Now you have a comma operator and the single argument version of SetSize gets called.

Answer 2

This is because C++ does not treat the second comma as a comma operator:

The comma in various comma-separated lists, such as function argument lists f(a, b, c) and initializer lists int a[] = {1,2,3}, is not the comma operator.

As far as the first comma is concerned, C++ has no other option but to treat it as a comma operator. Otherwise, the parse would be invalid.

One simple way of viewing it is to think that as soon as C++ parser finds ? in context where comma separators are allowed, it looks for the matching : to complete the first part of the expression, and then matches as little as is necessary to complete the second expression. The second comma would not be treated as an operator even if you remove the two-argument overload.

Answer 3

The compiler is warning you that you're throwing away precisely 50% of your floating-point literals.

Let's decompose it.

// void SetSize(float w, float h, float d=0)
SetSize(true ? 12.f, 50.f : 50.f, 12.f);
//      ^^^^^^^^^^^^^^^^^^^^^^^^  ^^^^

Here we present an expression using the conditional operator as the first argument, and the literal 12.f as the second argument; the third argument is left at its default (0).

Yes, really.

It's parsed like this (because there's no other valid way to parse it):

SetSize( (true ? 12.f, 50.f : 50.f), 12.f);
//        ^^^^^^^^^^^^^^^^^^^^^^^^   ^^^^

The value of the second argument is straightforward, so let's examine the first:

true ? 12.f, 50.f : 50.f

This means:

• If true, the result is 12.f, 50.f
• Otherwise, the result is 50.f

Well, true is always true, so we can immediately discount the second option.

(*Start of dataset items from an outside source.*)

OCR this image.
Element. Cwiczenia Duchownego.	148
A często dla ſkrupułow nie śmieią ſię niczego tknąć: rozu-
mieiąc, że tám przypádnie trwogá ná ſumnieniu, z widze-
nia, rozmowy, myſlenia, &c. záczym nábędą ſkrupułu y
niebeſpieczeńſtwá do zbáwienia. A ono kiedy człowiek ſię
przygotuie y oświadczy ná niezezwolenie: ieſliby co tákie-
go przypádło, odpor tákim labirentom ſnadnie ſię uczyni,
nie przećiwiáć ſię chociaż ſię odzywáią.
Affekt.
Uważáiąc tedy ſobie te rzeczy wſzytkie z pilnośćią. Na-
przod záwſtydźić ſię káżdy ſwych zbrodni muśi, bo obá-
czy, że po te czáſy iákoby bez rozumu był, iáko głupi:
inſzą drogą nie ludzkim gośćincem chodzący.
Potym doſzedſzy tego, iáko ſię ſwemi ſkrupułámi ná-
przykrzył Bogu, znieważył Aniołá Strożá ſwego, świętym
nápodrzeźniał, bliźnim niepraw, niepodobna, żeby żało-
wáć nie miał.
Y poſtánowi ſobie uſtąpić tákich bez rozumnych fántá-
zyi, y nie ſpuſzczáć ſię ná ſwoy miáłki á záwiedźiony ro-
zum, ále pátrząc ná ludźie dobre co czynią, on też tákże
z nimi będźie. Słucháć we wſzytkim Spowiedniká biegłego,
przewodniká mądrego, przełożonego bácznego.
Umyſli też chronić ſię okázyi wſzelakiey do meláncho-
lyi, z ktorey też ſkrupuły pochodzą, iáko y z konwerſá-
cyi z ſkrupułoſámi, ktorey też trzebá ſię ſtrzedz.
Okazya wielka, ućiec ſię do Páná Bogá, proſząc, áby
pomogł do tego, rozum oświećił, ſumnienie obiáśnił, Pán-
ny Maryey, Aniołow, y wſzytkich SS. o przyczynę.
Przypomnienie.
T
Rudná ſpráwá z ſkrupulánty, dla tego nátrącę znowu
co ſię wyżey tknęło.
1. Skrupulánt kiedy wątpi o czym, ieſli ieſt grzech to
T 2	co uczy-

And the expression 12.f, 50.f utilises the comma operator, which evaluates both operands then chucks away the first and results in the second, i.e. 50.f.

Therefore, the whole thing is actually:

SetSize(50.f, 12.f);

If this is not some arcane and pointless programming "puzzle", it's a remarkably stupid piece of code, with an uneducated programmer hoping to "unpack" the expression into something more equivalent to:

SetSize(
   (true ? 12.f : 50.f),
   (true ? 50.f : 12.f)
);

… which is still terrible and useless code, because true is still always true.

(Obviously, the values are different in the case that false is written instead, but the same logic applies.)

---

The true case should be h=12, w=50 I'd think...

It is. That's what the output you posted says. It's clearer when you don't arbitrarily re-arrange the arguments, i.e. they're w=50 h=12.